By Madison Mathews
Johnson City Press
MILLIGAN COLLEGE — When Alice Anthony was given her first camera when she was a young child, she never thought photography would be her career of choice.
Treating photography as more of a hobby when she was young, Anthony didn’t realize the few art classes she took while in high school would lead to more than 20 years of teaching photography to students in the area. Nearly 18 of those years have been spent at Milligan College.
But photography wasn’t always Anthony’s first career choice.
“When I went to college, I majored in biology. I wanted to be a med-tech and I did,” she said.
After working as a medical lab technician in Missouri for four years, Alice Anthony decided it was time to pursue a new career path.
When the Memphis native and her husband moved to Johnson City in 1981, Anthony began thinking of returning to the classroom after picking up a Yashica 35mm camera. That camera eventually led Anthony to the classrooms of East Tennessee State University.
“I went to ETSU and began to take a couple of classes in photography. I thought, ‘I think I would like that.’ Once I took the first class, I was hooked. It just became a huge part of my life. I realized that was the way I could express myself artistically,” she said.

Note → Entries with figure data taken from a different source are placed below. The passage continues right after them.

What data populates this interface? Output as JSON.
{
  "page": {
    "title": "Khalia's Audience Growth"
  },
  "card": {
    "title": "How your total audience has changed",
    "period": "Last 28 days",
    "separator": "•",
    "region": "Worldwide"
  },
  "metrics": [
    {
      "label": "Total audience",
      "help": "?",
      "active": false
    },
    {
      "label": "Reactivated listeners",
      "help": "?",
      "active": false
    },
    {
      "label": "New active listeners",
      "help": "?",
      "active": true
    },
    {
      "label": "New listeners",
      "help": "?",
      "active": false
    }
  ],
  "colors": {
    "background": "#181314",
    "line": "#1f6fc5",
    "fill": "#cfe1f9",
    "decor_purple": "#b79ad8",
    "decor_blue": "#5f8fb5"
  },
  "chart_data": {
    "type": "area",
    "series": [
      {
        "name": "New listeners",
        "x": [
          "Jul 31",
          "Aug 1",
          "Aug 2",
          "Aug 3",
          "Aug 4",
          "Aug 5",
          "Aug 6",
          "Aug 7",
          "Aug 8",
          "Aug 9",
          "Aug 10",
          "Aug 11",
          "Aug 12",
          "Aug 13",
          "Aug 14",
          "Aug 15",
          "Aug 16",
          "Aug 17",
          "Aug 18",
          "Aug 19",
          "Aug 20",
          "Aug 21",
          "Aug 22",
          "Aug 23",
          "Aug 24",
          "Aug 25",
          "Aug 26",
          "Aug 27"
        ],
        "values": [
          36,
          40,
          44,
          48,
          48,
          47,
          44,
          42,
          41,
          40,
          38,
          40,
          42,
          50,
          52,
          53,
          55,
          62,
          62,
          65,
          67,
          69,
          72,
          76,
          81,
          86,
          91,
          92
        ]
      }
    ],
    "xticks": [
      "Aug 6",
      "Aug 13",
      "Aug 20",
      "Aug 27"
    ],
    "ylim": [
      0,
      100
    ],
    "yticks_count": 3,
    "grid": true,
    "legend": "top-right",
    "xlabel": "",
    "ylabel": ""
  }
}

With a newfound love and appreciation for photography, Anthony’s professor began to talk to her about taking graduate courses in photography at ETSU. Knowing that she would have to teach a basic photography course as part of her graduate work, Anthony was hesitant at first.
“Eventually, I said OK. I had my first class and it was a very large class and it scared me to death. But I learned a lot that first semester. From then on, I kind of got into the teaching part of it,” she said.
The teaching bug caught up with Anthony as she worked as an adjunct professor at both ETSU and Milligan College for a number of years.
In the early 90s, Anthony helped form the Fine Arts program at Milligan along with fellow professors Dick Major and Nick Blosser. Due to the new program, more students began to enroll, which created a need for both more classes and more professors.
In 1997, Anthony was brought on as full-time professor at Milligan and began to teach solely at the college.
“I enjoyed teaching at ETSU. I enjoyed the students. There’s not a lot of difference between the two schools as far as students go, but my relationship with them is probably a lot different,” Anthony said.
“Here, you get to know the students a lot better than you do at a school where a lot of people are coming and going. Here, you establish more of a one-on-one relationship with your students.”
That special relationship, coupled with the fact that Anthony was now solely teaching at a Christian institution, created an extremely positive atmosphere for the photography professor.
“I think that when you have a good relationship with a student, they’re going to learn better. It’s not only a matter of learning about photography, but a little bit about life too. Hopefully, some life lessons are taught as well as the great art of photography. I enjoy it. I hope my love of photography rubs off on those students as well,” she said.
With the digital revolution, it’s important for Anthony to teach her students the basics of photography and nurture an appreciation for traditional photography techniques.
“I feel like when you have to slow down and learn the traditional way, it makes you a much better photographer. You pay attention to things you are seeing. You develop an eye. You learn about exposure. There’s just so much more you learn and I get to watch this growing process from beginning to end,” she said.
Getting to experience each student’s transformation is one of the many perks of Anthony’s job.
Andy Frost had never really worked with photography before enrolling in Anthony’s basic photography class during his freshman year at Milligan.
“She was really amazing at kind of pushing you along and understanding where you are as a student and as a photographer. She’s really great at giving you the level of encouragement and pressure that you need while also maintaining a strong relationship,” Frost said.
After graduating from the college in 2008, Frost served as Milligan’s artist in residence from August 2008 to May. He’s just one of the many students Anthony has watched grow in both their art and as a person.
“She has taught me a great appreciation for the attention to detail. From the very beginning, she talks a lot of about how you need to pay attention to details and that really makes a difference in the long run,” he said.
After all these years teaching the basics of composing photographs, history of photography and a little bit about life, the relationship with students, much like the one she shares with Frost, is what keeps Anthony in the classroom surrounded by students. Anthony said teaching the courses each year also allow her to learn something new each time she sits down with a group of students who have signed up for one of her courses.
“I think it’s been a growing experience for me too. And you’re continually learning things. You’re always learning. The more you learn, the more you realize you don’t know, so it’s a constant learning experience,” she said.